Für Führungskräfte ist das eine wichtige Botschaft. Denn wer authentisch führt generiert gleich dreierlei Nutzen:

1. Er tut etwas für seine eigene Gesundheit.
2. Seine Mitarbeiter fühlen sich wohler.
3. Der Krankenstand im Unternehmen sinkt; Motivation und Produktivität nehmen zu.

Unternehmen können ihre Führungskräfte in ihrer Vorbildfunktion unterstützen, indem sie ihnen Tipps und Strategien geben, wie man authentischer werden kann. Dazu präsentiert Elisabeth Pine von Pine Communication+Training auf Europas größter Fachmesse für Personalmanagement in Köln, welche Schritte auf dem Weg zur leidenschaftlich authentischen Führungskraft besonders hilfreich sind.
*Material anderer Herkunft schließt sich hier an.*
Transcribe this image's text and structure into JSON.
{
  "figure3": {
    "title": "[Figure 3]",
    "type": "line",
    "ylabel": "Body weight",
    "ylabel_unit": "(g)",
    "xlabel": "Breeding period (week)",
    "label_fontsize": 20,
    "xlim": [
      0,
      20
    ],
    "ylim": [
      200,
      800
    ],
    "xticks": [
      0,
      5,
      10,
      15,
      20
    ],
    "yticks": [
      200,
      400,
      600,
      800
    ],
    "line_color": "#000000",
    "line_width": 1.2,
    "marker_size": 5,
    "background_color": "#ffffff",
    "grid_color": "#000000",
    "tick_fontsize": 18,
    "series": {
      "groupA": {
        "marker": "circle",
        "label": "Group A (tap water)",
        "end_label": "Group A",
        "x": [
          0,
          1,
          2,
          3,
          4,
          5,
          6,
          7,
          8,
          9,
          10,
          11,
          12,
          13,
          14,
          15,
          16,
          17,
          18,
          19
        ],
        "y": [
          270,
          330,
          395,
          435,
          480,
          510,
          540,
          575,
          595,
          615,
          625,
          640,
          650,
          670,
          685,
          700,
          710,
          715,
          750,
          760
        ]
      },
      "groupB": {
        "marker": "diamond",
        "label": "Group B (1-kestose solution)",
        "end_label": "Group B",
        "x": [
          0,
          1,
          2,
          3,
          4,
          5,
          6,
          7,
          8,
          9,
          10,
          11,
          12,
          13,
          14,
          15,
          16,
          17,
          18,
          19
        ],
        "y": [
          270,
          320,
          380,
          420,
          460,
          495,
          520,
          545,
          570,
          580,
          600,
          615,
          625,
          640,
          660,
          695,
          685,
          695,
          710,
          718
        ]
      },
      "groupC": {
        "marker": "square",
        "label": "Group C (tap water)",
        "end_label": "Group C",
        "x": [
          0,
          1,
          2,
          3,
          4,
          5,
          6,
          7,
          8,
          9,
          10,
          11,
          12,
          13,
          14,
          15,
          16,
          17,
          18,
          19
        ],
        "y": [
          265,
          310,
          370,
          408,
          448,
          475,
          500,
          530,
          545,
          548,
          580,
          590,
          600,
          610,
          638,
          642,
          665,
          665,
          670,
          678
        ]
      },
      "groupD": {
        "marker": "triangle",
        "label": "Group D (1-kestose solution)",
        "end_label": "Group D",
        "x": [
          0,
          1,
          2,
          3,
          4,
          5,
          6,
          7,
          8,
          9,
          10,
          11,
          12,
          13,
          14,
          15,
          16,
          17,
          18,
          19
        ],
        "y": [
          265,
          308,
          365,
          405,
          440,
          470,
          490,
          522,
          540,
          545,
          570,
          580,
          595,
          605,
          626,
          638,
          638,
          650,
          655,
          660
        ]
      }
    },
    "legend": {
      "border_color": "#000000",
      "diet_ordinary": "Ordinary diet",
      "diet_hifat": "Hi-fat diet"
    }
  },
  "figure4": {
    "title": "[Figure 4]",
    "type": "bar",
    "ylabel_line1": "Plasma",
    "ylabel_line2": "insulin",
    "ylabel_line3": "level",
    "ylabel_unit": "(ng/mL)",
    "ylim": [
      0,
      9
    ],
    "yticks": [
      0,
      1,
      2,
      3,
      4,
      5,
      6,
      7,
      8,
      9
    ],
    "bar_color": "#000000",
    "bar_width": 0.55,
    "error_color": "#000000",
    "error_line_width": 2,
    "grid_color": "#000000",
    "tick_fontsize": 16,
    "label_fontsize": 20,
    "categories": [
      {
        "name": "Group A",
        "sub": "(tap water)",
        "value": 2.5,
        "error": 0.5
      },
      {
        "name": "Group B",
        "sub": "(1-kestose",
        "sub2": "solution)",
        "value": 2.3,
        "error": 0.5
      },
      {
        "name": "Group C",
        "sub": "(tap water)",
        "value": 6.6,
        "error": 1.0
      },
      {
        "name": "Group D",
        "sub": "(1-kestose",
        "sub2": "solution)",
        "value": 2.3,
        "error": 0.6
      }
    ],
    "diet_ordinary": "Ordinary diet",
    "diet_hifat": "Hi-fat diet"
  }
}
„Das Wort Authentizität wird manchmal als Alibi für schlechte Laune und rücksichtsloses Verhalten missbraucht. Das ist jedoch nicht gemeint. Es ist das wertschätzend authentische Handeln, das positiven Einfluss auf unser Umfeld hat. Da unser Verhalten auf unserer inneren Haltung aufbaut, ist es hilfreich, zunächst Klarheit über uns selbst zu gewinnen und unsere wahren Wünsche zu entdecken“, meint Elisabeth Pine.

In Köln spricht die als Coach, Trainer und Speaker tätige Expertin am 15. September um 15 Uhr auf der Aktionsfläche 2 über die ersten Schritte auf dem Weg zu größerer Authentizität. Dabei geht es darum, sich selbst besser kennenzulernen. Denn authentisch kann ich dann sein, wenn ich weiß, wer ich bin und was ich wirklich will.

Ausführlicher beschreibt Elisabeth Pine den Prozess in dem Sammelband „Chefsache Gesundheit II: Der Führungsratgeber fürs 21. Jahrhundert“, der im November im Springer Gabler Verlag erscheinen wird.